The goal of the collaboration is to develop future-proofed solutions that enable the drivers to not only take their hands off the steering wheel, but reach the so called “eyes off” (level 3) and ultimately the "mind off" (level 4) level transforming the driver’s in-car time into leisure or work time. This level of autonomy would enable the vehicle, on a technical level, to achieve the final stage of traveling "driver off" (level 5) without a human driver inside.
BMW believes this technology lays the foundation for entirely new business models in a connected, mobile world.

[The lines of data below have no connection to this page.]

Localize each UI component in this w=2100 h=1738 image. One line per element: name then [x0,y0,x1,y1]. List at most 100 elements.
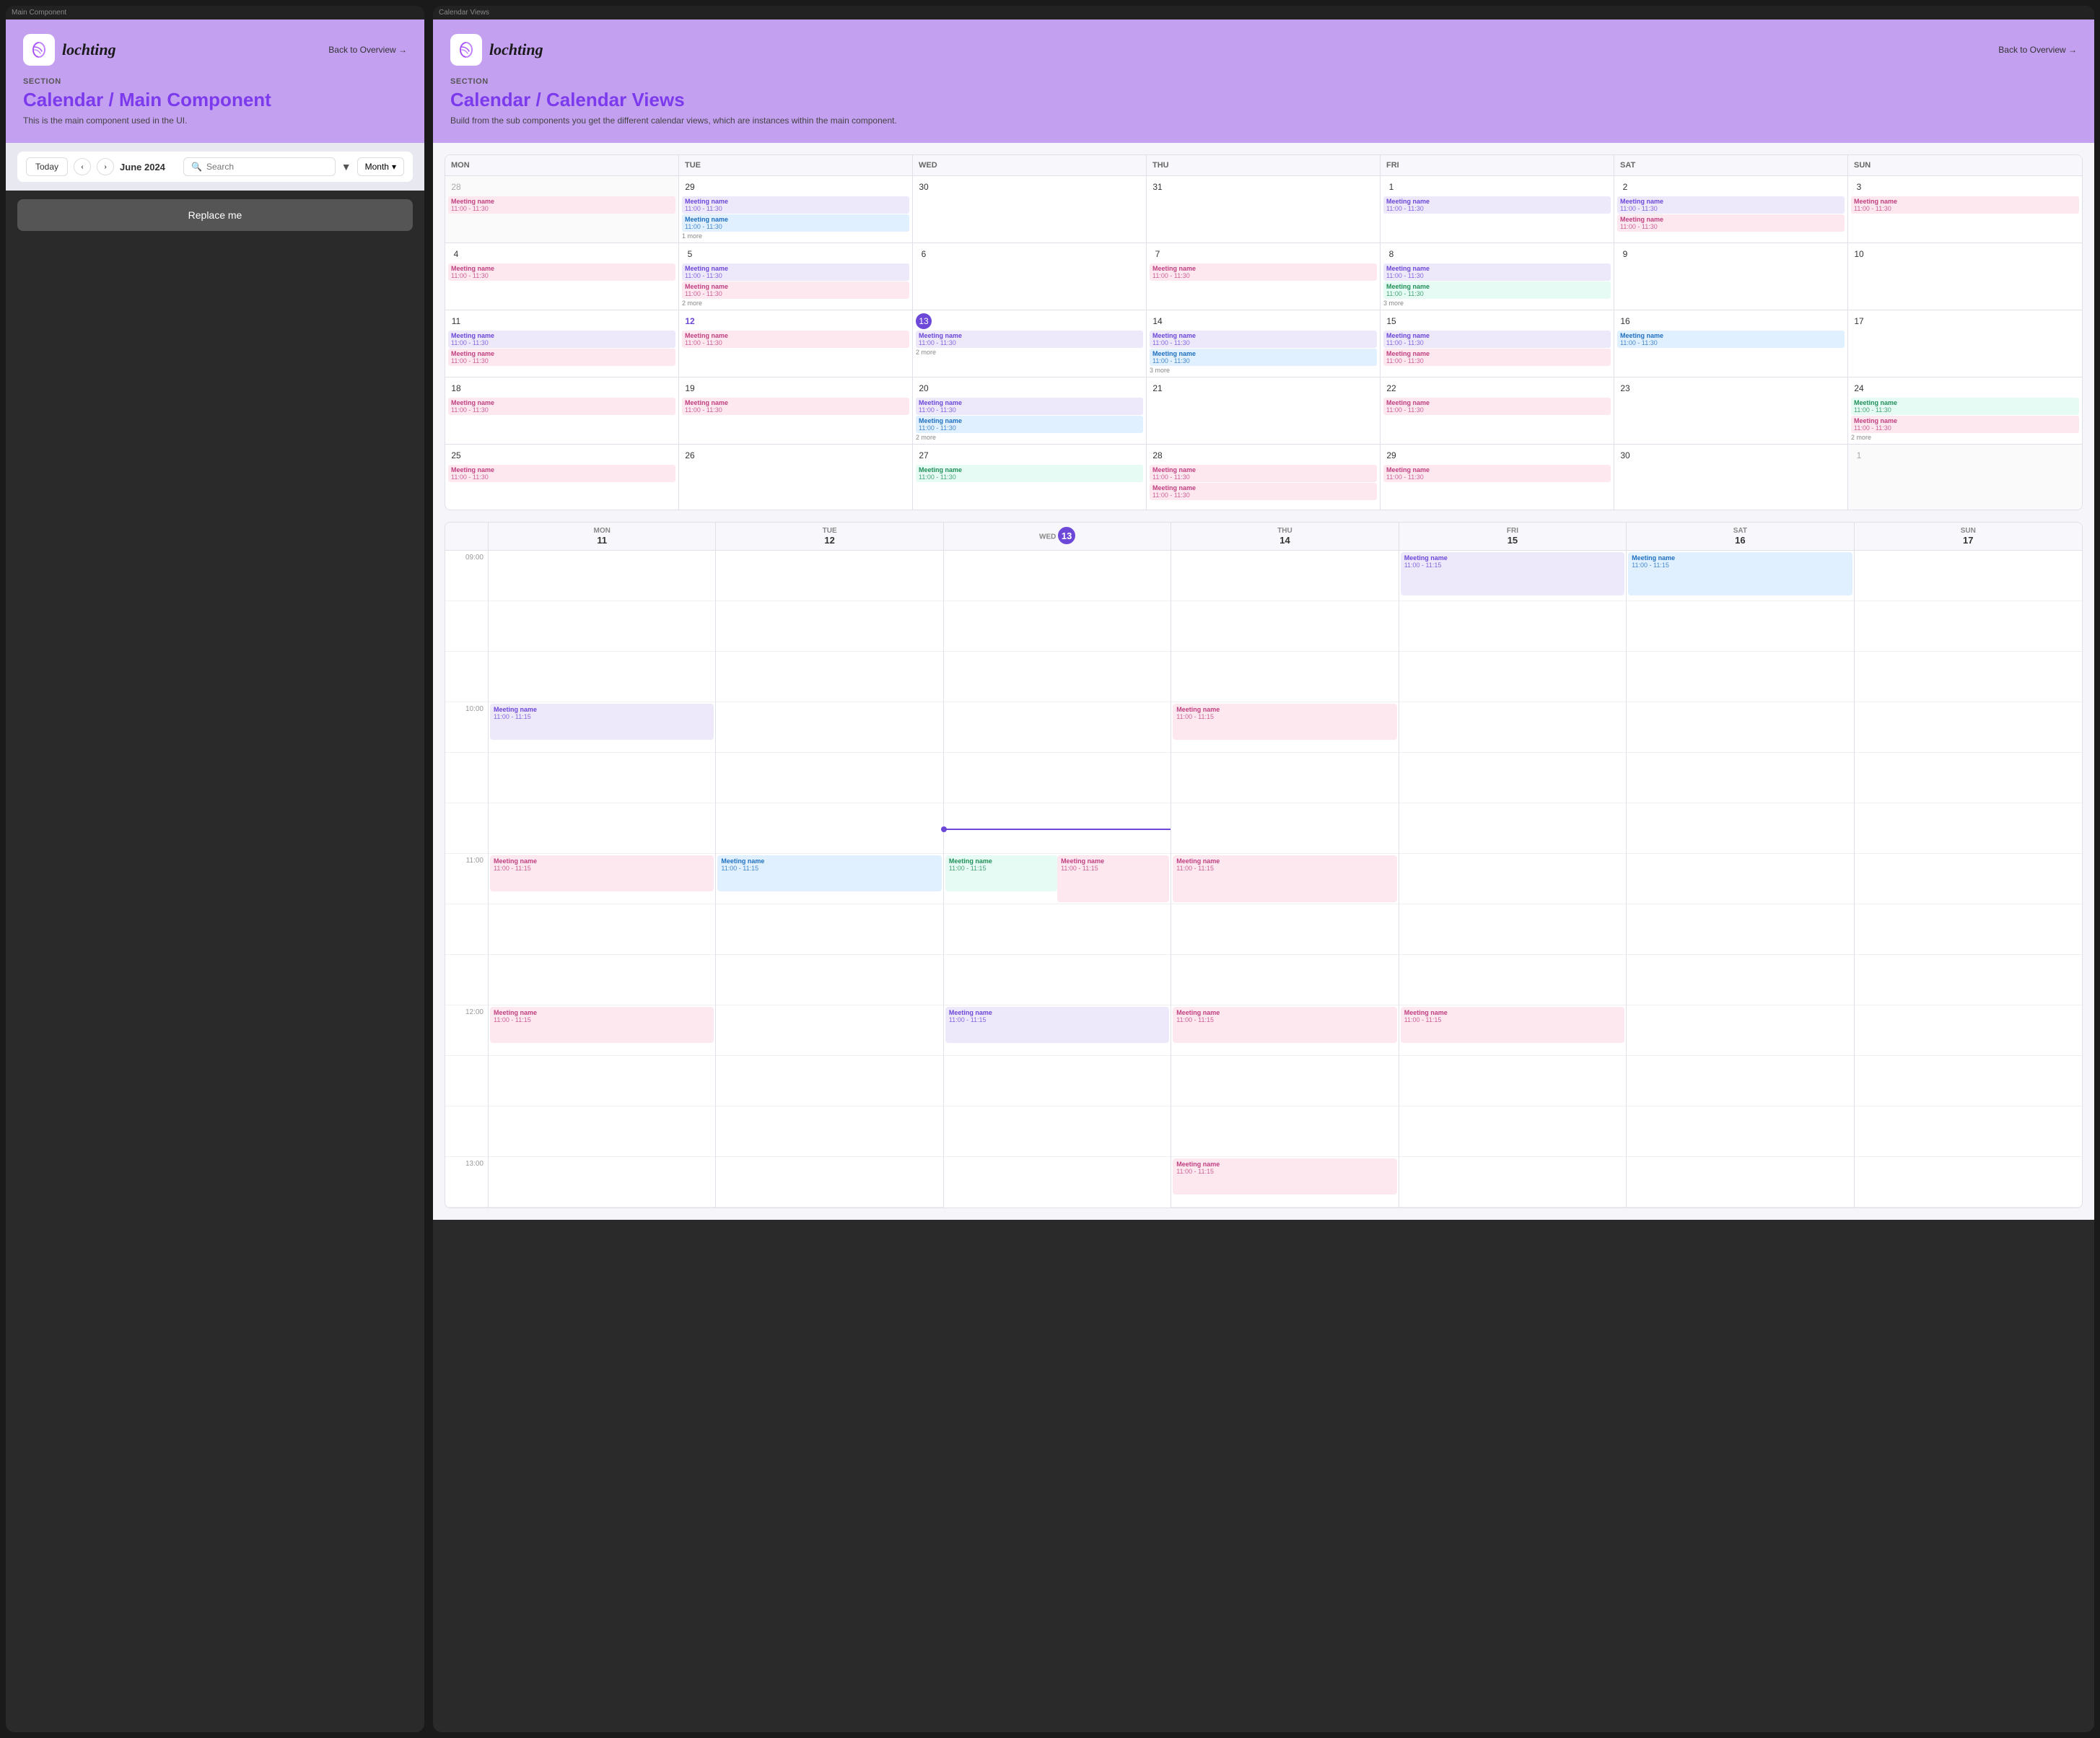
more-events-link[interactable]: 2 more [1851,434,2079,441]
week-event[interactable]: Meeting name11:00 - 11:15 [1173,855,1396,902]
section-desc-left: This is the main component used in the U… [23,115,407,126]
week-event[interactable]: Meeting name11:00 - 11:15 [717,855,941,891]
event-chip[interactable]: Meeting name11:00 - 11:30 [916,416,1143,433]
search-icon: 🔍 [191,162,202,172]
cal-cell: 24 Meeting name11:00 - 11:30 Meeting nam… [1848,377,2082,444]
week-event[interactable]: Meeting name11:00 - 11:15 [1173,704,1396,740]
event-chip[interactable]: Meeting name11:00 - 11:30 [1851,398,2079,415]
more-events-link[interactable]: 1 more [682,232,909,240]
event-chip[interactable]: Meeting name11:00 - 11:30 [1150,349,1377,366]
week-header-row: MON11 TUE12 WED 13 THU14 FRI15 SAT16 SUN… [445,523,2082,551]
week-row-2: 4 Meeting name11:00 - 11:30 5 Meeting na… [445,243,2082,310]
week-day-wed: Meeting name11:00 - 11:15 Meeting name11… [944,551,1171,1208]
event-chip[interactable]: Meeting name11:00 - 11:30 [448,465,675,482]
more-events-link[interactable]: 3 more [1383,300,1611,307]
cal-cell: 29 Meeting name11:00 - 11:30 Meeting nam… [679,176,913,243]
time-slot-9c [445,652,488,702]
event-chip[interactable]: Meeting name11:00 - 11:30 [1150,263,1377,281]
section-title-left: Calendar / Main Component [23,89,407,111]
week-event[interactable]: Meeting name11:00 - 11:15 [490,1007,714,1043]
event-chip[interactable]: Meeting name11:00 - 11:30 [1851,196,2079,214]
event-chip[interactable]: Meeting name11:00 - 11:30 [448,331,675,348]
cal-cell: 20 Meeting name11:00 - 11:30 Meeting nam… [913,377,1147,444]
event-chip[interactable]: Meeting name11:00 - 11:30 [682,331,909,348]
week-event[interactable]: Meeting name11:00 - 11:15 [490,855,714,891]
calendar-views-container: MON TUE WED THU FRI SAT SUN 28 Meeting n… [433,143,2094,1220]
cal-cell: 1 Meeting name11:00 - 11:30 [1381,176,1614,243]
event-chip[interactable]: Meeting name11:00 - 11:30 [1617,331,1845,348]
today-button[interactable]: Today [26,157,68,176]
filter-button[interactable]: ▼ [341,161,351,173]
event-chip[interactable]: Meeting name11:00 - 11:30 [682,196,909,214]
week-days-grid: Meeting name11:00 - 11:15 Meeting name11… [489,551,2082,1208]
event-chip[interactable]: Meeting name11:00 - 11:30 [1383,331,1611,348]
replace-me-button[interactable]: Replace me [17,199,413,231]
month-body: 28 Meeting name11:00 - 11:30 29 Meeting … [445,176,2082,510]
week-event[interactable]: Meeting name11:00 - 11:15 [1173,1158,1396,1195]
event-chip[interactable]: Meeting name11:00 - 11:30 [1150,465,1377,482]
week-event[interactable]: Meeting name11:00 - 11:15 [1628,552,1852,595]
week-event[interactable]: Meeting name11:00 - 11:15 [1401,552,1624,595]
week-event[interactable]: Meeting name11:00 - 11:15 [1057,855,1169,902]
col-thu: THU [1147,155,1381,175]
event-chip[interactable]: Meeting name11:00 - 11:30 [1383,196,1611,214]
cal-cell: 28 Meeting name11:00 - 11:30 Meeting nam… [1147,445,1381,510]
month-view-button[interactable]: Month ▾ [357,157,404,176]
logo-icon-left [23,34,55,66]
event-chip[interactable]: Meeting name11:00 - 11:30 [682,214,909,232]
more-events-link[interactable]: 2 more [916,349,1143,356]
week-day-mon: Meeting name11:00 - 11:15 Meeting name11… [489,551,716,1208]
cal-cell: 22 Meeting name11:00 - 11:30 [1381,377,1614,444]
week-header-fri: FRI15 [1399,523,1627,550]
header-section-left: lochting Back to Overview → SECTION Cale… [6,19,424,143]
event-chip[interactable]: Meeting name11:00 - 11:30 [1383,398,1611,415]
week-event[interactable]: Meeting name11:00 - 11:15 [1173,1007,1396,1043]
cal-cell: 16 Meeting name11:00 - 11:30 [1614,310,1848,377]
week-event[interactable]: Meeting name11:00 - 11:15 [945,855,1057,891]
event-chip[interactable]: Meeting name11:00 - 11:30 [1383,263,1611,281]
section-label-left: SECTION [23,77,407,86]
month-year-label: June 2024 [120,162,178,173]
back-to-overview-right[interactable]: Back to Overview → [1998,45,2077,55]
event-chip[interactable]: Meeting name11:00 - 11:30 [1383,465,1611,482]
week-header-sun: SUN17 [1855,523,2082,550]
event-chip[interactable]: Meeting name11:00 - 11:30 [682,398,909,415]
col-wed: WED [913,155,1147,175]
cal-cell: 13 Meeting name11:00 - 11:30 2 more [913,310,1147,377]
event-chip[interactable]: Meeting name11:00 - 11:30 [1617,196,1845,214]
next-button[interactable]: › [97,158,114,175]
logo-area-right: lochting [450,34,543,66]
event-chip[interactable]: Meeting name11:00 - 11:30 [1150,483,1377,500]
calendar-toolbar: Today ‹ › June 2024 🔍 ▼ Month ▾ [17,152,413,182]
event-chip[interactable]: Meeting name11:00 - 11:30 [1150,331,1377,348]
cal-cell: 12 Meeting name11:00 - 11:30 [679,310,913,377]
event-chip[interactable]: Meeting name11:00 - 11:30 [916,331,1143,348]
cal-cell: 29 Meeting name11:00 - 11:30 [1381,445,1614,510]
col-sat: SAT [1614,155,1848,175]
event-chip[interactable]: Meeting name11:00 - 11:30 [1851,416,2079,433]
current-time-line [944,829,1171,830]
event-chip[interactable]: Meeting name11:00 - 11:30 [1383,281,1611,299]
event-chip[interactable]: Meeting name11:00 - 11:30 [1617,214,1845,232]
event-chip[interactable]: Meeting name11:00 - 11:30 [448,196,675,214]
search-input[interactable] [206,162,328,172]
prev-button[interactable]: ‹ [74,158,91,175]
event-chip[interactable]: Meeting name11:00 - 11:30 [916,398,1143,415]
cal-cell: 27 Meeting name11:00 - 11:30 [913,445,1147,510]
week-body: 09:00 10:00 11:00 12:00 13:00 [445,551,2082,1208]
back-to-overview-left[interactable]: Back to Overview → [328,45,407,55]
event-chip[interactable]: Meeting name11:00 - 11:30 [916,465,1143,482]
week-event[interactable]: Meeting name11:00 - 11:15 [1401,1007,1624,1043]
event-chip[interactable]: Meeting name11:00 - 11:30 [682,263,909,281]
week-event[interactable]: Meeting name11:00 - 11:15 [490,704,714,740]
event-chip[interactable]: Meeting name11:00 - 11:30 [682,281,909,299]
event-chip[interactable]: Meeting name11:00 - 11:30 [448,263,675,281]
more-events-link[interactable]: 2 more [682,300,909,307]
event-chip[interactable]: Meeting name11:00 - 11:30 [448,398,675,415]
more-events-link[interactable]: 3 more [1150,367,1377,374]
week-event[interactable]: Meeting name11:00 - 11:15 [945,1007,1169,1043]
more-events-link[interactable]: 2 more [916,434,1143,441]
event-chip[interactable]: Meeting name11:00 - 11:30 [1383,349,1611,366]
search-box[interactable]: 🔍 [183,157,336,176]
event-chip[interactable]: Meeting name11:00 - 11:30 [448,349,675,366]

If it comes about, this could clearly revolutionize the way we view vehicles, and could disrupt driving as much as Uber and Lyft have disrupted the taxi industry, or cellular disrupted the old "tethered" telephones our parents grew up with in the 20th Century.
Dangers for the project are not more clearly highlighted by the first fatal accident involving a self-driving Tesla S in May, which raised serious questions about the viability of the autopilot technology at this stage. Mobileye supplied some of the tech behind Tesla's automated driving car. It was founded in 1999 and was a pioneer in developing advanced collision avoidance systems.
BMW is wise to reach out to tech leaders to collaborate in this way. Hopefully the technology really will be ready to deliver what's being advertised by 2021.
After Google, driverless car concepts are adopted by several other car manufacture brands. BMW is the also in the list, it estimates to produce driverless car by 2021, BMW is especially known for producing luxury hybrid cars and especially known for its best brands and fair performance. We hope in the upcoming year BMW along with other big brands are going to produce driverless cars.